Abuse victims are still frightened of speaking out against powerful people, Jeremy Hunt has warned in the wake of the shocking findings of the investigations into Jimmy Savile.

The British Health Secretary said there had been major changes in recent decades but “we haven’t come the whole way”.

A series of chilling reports into the activities of Savile found he committed “truly awful” abuse against patients at hospitals across the country and even boasted about having sex with corpses.

Branded as an “opportunistic sexual predator” by investigators, the disgraced entertainer used the NHS and his celebrity status to “exploit and abuse” patients and staff.

Among the most disturbing findings were “macabre accounts” of claims the now-dead TV and radio presenter performed sex acts on dead bodies in the mortuary at Leeds General Infirmary (LGI) and at least one other hospital.

Findings of investigations at 28 hospitals were published on Thursday. Among these was high-security Broadmoor, where Savile sexually abused at least five individuals, including two patients who were subjected to repeated assaults.

As the findings were released, Mr Hunt apologised on behalf of the British government and the NHS to the victims of Savile’s “sickening” sexual abuse, while Labour called for a code of conduct to be set up outlining the “appropriate relationship” between the NHS and celebrities or business backers.

He told BBC Radio 4’s Today programme: “I think we have to be really honest about this and say of course some things have changed hugely for the better since the 1970s and 80s when much of these awful things happened but we haven’t come the whole way.”

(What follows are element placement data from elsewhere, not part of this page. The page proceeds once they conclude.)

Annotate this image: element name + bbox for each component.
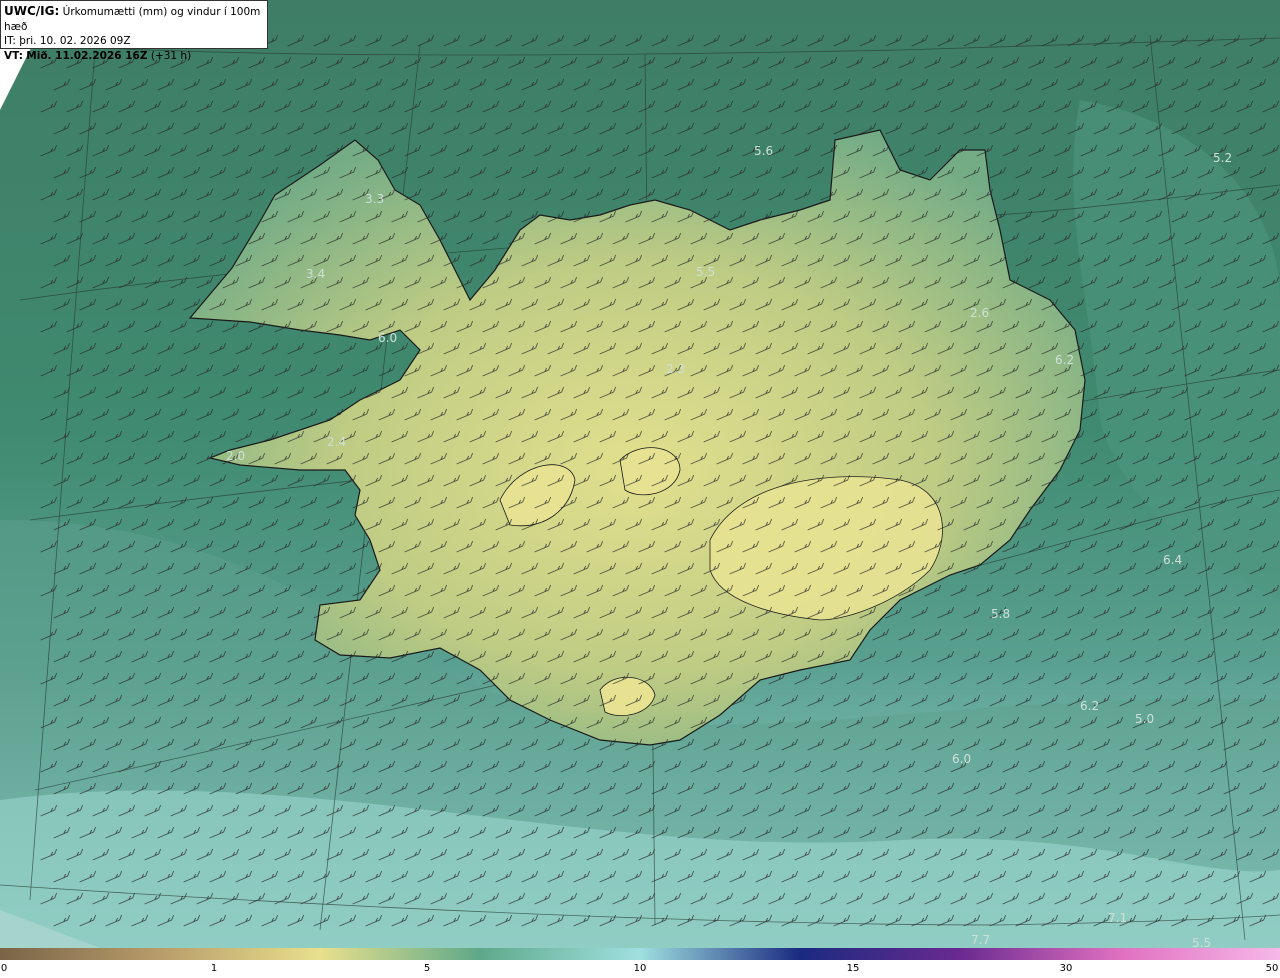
value-label: 5.5 [696, 265, 715, 279]
value-label: 6.2 [1080, 699, 1099, 713]
colorbar-tick: 10 [633, 963, 647, 974]
precipitation-wind-map: 5.6 5.2 3.3 3.4 5.5 2.6 6.0 6.2 2.3 2.4 … [0, 0, 1280, 948]
title-line: UWC/IG: Úrkomumætti (mm) og vindur í 100… [4, 4, 264, 34]
value-label: 2.4 [327, 435, 346, 449]
colorbar-tick: 50 [1265, 963, 1279, 974]
init-time-value: þri. 10. 02. 2026 09Z [19, 35, 131, 47]
product-code: UWC/IG: [4, 4, 60, 18]
value-label: 5.5 [1192, 936, 1211, 948]
init-time-line: IT: þri. 10. 02. 2026 09Z [4, 34, 264, 49]
value-label: 5.6 [754, 144, 773, 158]
colorbar-tick: 5 [423, 963, 431, 974]
colorbar-tick: 30 [1059, 963, 1073, 974]
value-label: 3.3 [365, 192, 384, 206]
colorbar-tick: 0 [0, 963, 8, 974]
map-info-box: UWC/IG: Úrkomumætti (mm) og vindur í 100… [0, 0, 268, 62]
colorbar-tick: 15 [846, 963, 860, 974]
value-label: 2.3 [666, 362, 685, 376]
value-label: 3.4 [306, 267, 325, 281]
value-label: 6.0 [952, 752, 971, 766]
valid-time-label: VT: [4, 49, 23, 62]
valid-time-value: Mið. 11.02.2026 16Z [26, 49, 148, 62]
valid-time-offset: (+31 h) [150, 49, 192, 62]
value-label: 5.0 [1135, 712, 1154, 726]
colorbar-tick: 1 [210, 963, 218, 974]
value-label: 7.1 [1108, 911, 1127, 925]
value-label: 5.8 [991, 607, 1010, 621]
value-label: 6.4 [1163, 553, 1182, 567]
valid-time-line: VT: Mið. 11.02.2026 16Z (+31 h) [4, 49, 264, 64]
value-label: 5.2 [1213, 151, 1232, 165]
value-label: 6.2 [1055, 353, 1074, 367]
value-label: 6.0 [378, 331, 397, 345]
value-label: 2.6 [970, 306, 989, 320]
value-label: 2.0 [226, 449, 245, 463]
value-label: 7.7 [971, 933, 990, 947]
precipitation-colorbar [0, 948, 1280, 960]
colorbar-ticks: 0 1 5 10 15 30 50 [0, 960, 1280, 978]
init-time-label: IT: [4, 35, 16, 47]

He added: “So many of his victims didn’t speak up because they felt he had some absolute power, he was part of the establishment, he had friends in high places, he was a huge celebrity and no one would believe them and we have to change that.

“I think we are kidding ourselves if we think that there aren’t people even today who are frightened of speaking out in those situations and whilst, of course, we always look at the law, we also have to look at the culture and being better at supporting people who do want to speak out.”